Auf der Gemeindevertretersitzung in Grünheide (Oder-Spree) ist am Donnerstagabend noch keine Entscheidung zu einem möglichen Abwahlverfahren des Bürgermeisters Arne Christiani (parteilos) gefallen, da man sich nicht einigen konnte, ob die Diskussion dazu im öffentlichen oder nichtöffentlichen Teil der Sitzung geführt werden soll.

Historiker: Christiani war Inoffizielle Mitarbeiter

Hintergrund der Diskussion ist ein Gutachten des Historikers und Stasi-Akten-Experten Helmut Müller-Enbergs, welches Christiani eine Mitarbeit im Ministerium für Staatssicherheit der DDR als Inoffizieller Mitarbeiter (IM) bescheinigt. Dieses wurde am Abend vor Beginn der Gemeindevertreter-Sitzung im Ort vorgestellt.

Müller-Enbergs sagte dem rbb im Anschluss: "Es war zu untersuchen, ob die Bereitschaft von Herrn Christiani bestanden hat, Informationen an das Ministerium für Staatssicherheit zu liefern" Es gebe eine Akte und mindestens elf Beispiele, wo er Informationen an die Staatssicherheit gegeben habe. "Wenn es mündlich ist, kann man streiten. Aber schwer ist es, wenn es handschriftliche Berichte sind mit seiner eigenen Unterschrift. Man kann zu keinem anderen Schluss kommen als in ihm einen Inoffiziellen Mitarbeiter des Ministeriums für Staatssicherheit zu sehen", sagte Müller-Enbergs weiter.

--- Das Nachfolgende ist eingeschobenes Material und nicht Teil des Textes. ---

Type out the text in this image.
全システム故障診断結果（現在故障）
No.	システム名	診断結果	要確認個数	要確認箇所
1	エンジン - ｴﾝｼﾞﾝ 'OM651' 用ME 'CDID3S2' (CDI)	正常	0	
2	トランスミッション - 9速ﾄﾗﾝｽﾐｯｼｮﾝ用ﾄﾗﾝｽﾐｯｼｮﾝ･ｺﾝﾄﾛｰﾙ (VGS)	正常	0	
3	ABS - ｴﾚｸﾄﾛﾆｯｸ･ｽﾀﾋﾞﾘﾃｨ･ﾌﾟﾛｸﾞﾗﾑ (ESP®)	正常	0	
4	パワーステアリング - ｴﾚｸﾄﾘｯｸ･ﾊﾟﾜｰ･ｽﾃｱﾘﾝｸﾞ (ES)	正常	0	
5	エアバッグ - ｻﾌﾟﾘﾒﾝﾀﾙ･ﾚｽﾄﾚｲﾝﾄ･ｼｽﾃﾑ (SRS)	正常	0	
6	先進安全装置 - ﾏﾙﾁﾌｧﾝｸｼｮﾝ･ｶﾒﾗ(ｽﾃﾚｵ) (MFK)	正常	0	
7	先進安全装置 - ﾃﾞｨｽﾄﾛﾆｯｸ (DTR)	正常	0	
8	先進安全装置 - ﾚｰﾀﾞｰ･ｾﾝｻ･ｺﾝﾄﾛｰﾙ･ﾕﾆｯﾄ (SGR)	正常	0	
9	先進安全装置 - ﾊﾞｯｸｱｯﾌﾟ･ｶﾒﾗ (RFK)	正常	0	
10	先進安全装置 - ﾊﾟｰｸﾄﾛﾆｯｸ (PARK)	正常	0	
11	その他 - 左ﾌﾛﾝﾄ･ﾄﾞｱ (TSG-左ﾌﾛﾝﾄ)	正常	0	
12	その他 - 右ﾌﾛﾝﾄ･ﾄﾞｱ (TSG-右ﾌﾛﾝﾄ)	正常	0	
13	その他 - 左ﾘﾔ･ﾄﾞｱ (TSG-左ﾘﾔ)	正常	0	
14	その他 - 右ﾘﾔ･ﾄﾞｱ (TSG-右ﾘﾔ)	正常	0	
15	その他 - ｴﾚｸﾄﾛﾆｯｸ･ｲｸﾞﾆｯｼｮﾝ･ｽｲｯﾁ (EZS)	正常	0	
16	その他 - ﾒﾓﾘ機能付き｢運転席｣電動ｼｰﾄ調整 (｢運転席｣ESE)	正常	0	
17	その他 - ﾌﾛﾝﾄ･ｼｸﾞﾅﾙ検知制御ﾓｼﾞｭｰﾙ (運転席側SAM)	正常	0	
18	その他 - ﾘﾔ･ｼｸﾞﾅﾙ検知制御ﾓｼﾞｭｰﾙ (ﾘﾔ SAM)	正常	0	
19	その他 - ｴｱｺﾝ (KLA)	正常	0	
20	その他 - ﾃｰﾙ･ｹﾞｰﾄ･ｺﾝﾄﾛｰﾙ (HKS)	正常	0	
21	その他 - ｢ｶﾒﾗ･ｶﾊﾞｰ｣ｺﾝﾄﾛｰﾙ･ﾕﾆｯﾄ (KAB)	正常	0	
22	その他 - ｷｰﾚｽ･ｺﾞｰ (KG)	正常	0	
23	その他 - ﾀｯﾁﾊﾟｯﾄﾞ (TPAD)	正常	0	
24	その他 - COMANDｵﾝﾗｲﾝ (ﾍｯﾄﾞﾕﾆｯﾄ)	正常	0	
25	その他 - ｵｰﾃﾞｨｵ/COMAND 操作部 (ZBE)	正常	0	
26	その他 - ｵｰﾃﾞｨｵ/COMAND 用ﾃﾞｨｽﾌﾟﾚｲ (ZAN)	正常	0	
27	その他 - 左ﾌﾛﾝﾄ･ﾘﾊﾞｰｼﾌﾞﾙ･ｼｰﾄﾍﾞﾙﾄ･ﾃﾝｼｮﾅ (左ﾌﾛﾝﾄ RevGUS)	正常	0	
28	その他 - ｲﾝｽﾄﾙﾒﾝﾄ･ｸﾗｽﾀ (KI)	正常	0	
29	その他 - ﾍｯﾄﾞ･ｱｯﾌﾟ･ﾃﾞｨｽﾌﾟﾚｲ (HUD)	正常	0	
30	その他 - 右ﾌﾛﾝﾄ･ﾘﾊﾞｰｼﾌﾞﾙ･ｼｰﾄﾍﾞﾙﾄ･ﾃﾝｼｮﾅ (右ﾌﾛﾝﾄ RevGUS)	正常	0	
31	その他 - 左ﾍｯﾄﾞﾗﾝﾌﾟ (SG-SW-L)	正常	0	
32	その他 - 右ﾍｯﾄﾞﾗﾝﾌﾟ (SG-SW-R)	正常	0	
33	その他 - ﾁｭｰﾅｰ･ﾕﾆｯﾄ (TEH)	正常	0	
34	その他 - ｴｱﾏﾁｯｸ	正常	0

So gehe aus den Unterlagen hervor, dass sich Christiani mit der Stasi zu Treffen verabredet und dort auch handschriftliche Berichte oder mündliche Informationen geliefert hat, so der Historiker weiter. "Das geht sehr schlüssig aus den Akten hervor, eine Akte die einwandfrei - also keine fiktive Akte ist - hervor."

Bürgerbündnis äußert Misstrauen

Das Gutachten ist im Auftrag der Fraktion "Bürgerbündnis/FDP" in Grünheide erstellt worden. Sie will, dass Arne Christiani abgewählt wird, sagte der Fraktion-Vorsitzende Thomas Wötzel dem rbb am Donnerstagabend.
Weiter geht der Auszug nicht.